ExxonMobil did not immediately respond to a request for comment.
But CalSTRS and Engine No. 1 face a real challenge in trying to affect policy at the oil giant, which is worth roughly $173 billion. CalSTRS has $300 million invested in ExxonMobil stock through index funds; Engine No. 1 reportedly has just $40 million.
Still, Ailman hopes to enhance CalSTRS’s influence by allying with asset managers, such as BlackRock, Vanguard, and State Street, as well as proxy advisors who engage with retirees who keep the oil company in their retirement funds for income purposes. Exxon recently announced it wouldn’t raise its payout this year, the first time that has happened since 1982. And rumors are rife that the company will cut the dividend, which now yields 8.3%.

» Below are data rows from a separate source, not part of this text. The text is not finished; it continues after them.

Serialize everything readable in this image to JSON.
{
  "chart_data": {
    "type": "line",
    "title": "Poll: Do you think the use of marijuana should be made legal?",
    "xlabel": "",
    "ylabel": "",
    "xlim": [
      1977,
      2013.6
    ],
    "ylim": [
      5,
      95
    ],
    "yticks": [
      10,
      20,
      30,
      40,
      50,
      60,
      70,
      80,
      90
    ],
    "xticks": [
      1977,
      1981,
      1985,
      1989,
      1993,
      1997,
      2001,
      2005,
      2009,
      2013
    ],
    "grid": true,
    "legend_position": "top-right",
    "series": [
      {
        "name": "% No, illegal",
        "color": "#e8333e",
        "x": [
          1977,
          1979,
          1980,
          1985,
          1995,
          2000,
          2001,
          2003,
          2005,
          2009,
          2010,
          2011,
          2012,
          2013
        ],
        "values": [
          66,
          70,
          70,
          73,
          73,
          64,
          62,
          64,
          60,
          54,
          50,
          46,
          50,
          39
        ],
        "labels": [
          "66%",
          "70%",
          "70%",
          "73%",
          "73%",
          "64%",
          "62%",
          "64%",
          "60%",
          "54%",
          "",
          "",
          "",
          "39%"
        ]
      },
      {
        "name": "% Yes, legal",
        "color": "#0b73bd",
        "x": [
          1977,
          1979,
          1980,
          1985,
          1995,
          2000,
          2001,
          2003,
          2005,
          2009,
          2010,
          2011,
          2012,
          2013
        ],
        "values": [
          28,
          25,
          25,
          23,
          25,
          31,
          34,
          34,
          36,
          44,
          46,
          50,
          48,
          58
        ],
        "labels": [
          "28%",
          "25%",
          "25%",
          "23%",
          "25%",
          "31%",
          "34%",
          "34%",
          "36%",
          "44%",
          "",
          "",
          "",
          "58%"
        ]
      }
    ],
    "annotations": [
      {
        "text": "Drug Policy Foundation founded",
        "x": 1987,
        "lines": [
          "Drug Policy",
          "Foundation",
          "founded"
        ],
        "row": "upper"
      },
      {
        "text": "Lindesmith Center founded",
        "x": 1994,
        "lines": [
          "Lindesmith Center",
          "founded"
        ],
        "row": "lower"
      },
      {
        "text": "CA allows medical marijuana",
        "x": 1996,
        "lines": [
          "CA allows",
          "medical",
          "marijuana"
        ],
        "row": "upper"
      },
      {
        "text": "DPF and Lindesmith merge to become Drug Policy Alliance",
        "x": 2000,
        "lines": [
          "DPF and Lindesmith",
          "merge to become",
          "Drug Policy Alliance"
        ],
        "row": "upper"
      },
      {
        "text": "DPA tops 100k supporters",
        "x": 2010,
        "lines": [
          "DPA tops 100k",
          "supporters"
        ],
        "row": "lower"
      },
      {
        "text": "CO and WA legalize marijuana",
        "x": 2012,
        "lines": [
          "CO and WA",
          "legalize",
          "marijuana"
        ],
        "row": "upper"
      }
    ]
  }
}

Other pension funds have put the pressure on ExxonMobil, which has been criticized for its response to climate change in the past. Last year, a trio of allocators—the New York State Common Retirement Fund (NYSCRF), and The Church Commissioners for England (CCE), the Church of England’s endowment fund—withheld support for Exxon directors seeking re-election. The allocators said ExxonMobil has not generated targets for carbon emission reductions at its own operations.
When it comes to environmental, social, and governance (ESG) investing, the CalSTRS investment chief has long favored shareholder activism strategies over divestments. In a statement, CalSTRS said it will continue to engage with ExxonMobil over the coming months.
“Divesting and just dumping your shares is equivalent to disappearing and ignoring a problem and hoping it goes away. Or somebody else steps up to deal with it,” said Ailman.
The board candidates that CalSTRS and Engine No. 1 support are Gregory J. Goff, former chief executive at petroleum refining and marketing company Andeavor; Kaisa Hietala, a former executive vice president in renewable products at petroleum refining firm Neste; Alexander Karsner, an energy entrepreneur formerly at X, an innovation laboratory under Google parent Alphabet; and Anders Runevad, a former chief executive at wind turbine manufacturer Vestas Wind Systems.